The Best Business Leaders Know The Value of Global Service
Jun 25, 2015 11:00 AM ET

The New Global Citizen

Sending senior executives into emerging markets may not be an obvious way to develop strong leaders, but many top companies are doing just that. Once-marginalized markets in the Global South are quickly becoming critical revenue drivers for corporations. Business leaders with a nuanced understanding of how these markets operate can be the difference between a business’s stagnation and its continued growth. Yet emerging and growth markets can seem opaque to many executives who have spent their careers in more established markets. That’s why travel is so critical—the lessons learned on-the-ground in growth markets can prove vital to understanding consumer needs and demand in the future.

Travel abroad has long been recognized as a way for students to expand their horizons. But in the business world, work-related visits often insulates the traveler from their local environment. Executives stay in international business hotels that could just as easily be in Cleveland as in Mumbai. They are transported from their hotels to modern office buildings by private drivers and order hamburgers from room service for dinner. Meanwhile, local consumers are traveling by rickshaw, drinking masala chai from street vendors and confronting marketplace realities a global executive would never see.
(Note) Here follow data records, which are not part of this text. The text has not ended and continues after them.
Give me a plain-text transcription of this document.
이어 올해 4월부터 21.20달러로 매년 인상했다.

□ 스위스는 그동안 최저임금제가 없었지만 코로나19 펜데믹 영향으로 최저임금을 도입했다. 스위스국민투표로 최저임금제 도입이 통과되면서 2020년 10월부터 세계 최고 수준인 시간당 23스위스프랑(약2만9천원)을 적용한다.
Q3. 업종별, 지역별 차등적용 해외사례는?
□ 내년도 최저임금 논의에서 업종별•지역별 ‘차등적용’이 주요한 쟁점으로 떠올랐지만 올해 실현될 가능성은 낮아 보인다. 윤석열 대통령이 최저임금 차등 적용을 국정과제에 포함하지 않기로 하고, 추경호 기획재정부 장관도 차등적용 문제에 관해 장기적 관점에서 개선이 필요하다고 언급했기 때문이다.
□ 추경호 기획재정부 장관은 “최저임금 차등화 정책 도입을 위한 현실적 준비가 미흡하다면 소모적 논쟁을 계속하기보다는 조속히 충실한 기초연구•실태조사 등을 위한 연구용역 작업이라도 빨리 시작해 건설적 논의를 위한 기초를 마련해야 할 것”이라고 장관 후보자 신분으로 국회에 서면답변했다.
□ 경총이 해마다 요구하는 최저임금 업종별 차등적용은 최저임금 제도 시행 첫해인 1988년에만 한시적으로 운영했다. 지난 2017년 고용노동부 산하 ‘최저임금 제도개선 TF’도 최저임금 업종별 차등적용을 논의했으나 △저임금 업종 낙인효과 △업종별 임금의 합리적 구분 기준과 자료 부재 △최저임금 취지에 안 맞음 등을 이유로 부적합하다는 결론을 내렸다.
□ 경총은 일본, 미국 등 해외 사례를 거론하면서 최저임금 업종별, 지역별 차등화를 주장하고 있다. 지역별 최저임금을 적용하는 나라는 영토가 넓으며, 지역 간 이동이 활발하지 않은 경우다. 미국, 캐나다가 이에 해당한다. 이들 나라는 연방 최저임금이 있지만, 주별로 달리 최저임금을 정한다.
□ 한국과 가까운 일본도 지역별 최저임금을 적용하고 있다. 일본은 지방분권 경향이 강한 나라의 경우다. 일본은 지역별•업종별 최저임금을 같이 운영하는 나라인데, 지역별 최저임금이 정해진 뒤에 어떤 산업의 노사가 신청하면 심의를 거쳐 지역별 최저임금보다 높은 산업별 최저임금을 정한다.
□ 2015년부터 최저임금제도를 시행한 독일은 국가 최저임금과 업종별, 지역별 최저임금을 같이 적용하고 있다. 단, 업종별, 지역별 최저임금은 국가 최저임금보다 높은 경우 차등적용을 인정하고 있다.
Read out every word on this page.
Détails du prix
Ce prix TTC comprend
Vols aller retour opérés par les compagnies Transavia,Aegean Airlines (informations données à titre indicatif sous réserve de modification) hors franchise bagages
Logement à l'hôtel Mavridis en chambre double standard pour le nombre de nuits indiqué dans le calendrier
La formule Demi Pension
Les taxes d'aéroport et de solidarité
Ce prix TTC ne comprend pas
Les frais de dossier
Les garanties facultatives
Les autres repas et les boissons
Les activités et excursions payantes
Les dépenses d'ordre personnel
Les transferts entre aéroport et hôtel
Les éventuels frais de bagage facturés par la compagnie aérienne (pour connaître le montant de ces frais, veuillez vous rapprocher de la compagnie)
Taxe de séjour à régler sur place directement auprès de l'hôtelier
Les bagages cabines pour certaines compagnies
According to Bloomberg, the world’s fastest growing economies in 2015 are China, the Philippines, Kenya, India, and Indonesia, all of which forecast annual growth rates higher than five percent1. While it is increasingly possible to hire strong local talent in each of these countries (as it is in most emerging markets around the world), a multinational company still requires leadership that understands the differences between American and foreign markets. Failure to do can come at great cost, as General Motors learned after launching the Chevrolet Nova in Latin America. In Spanish, no va translates as “doesn’t go.” For reasons that would have been obvious to a business leader with an understanding of the local market, the car didn’t sell and was quickly discontinued.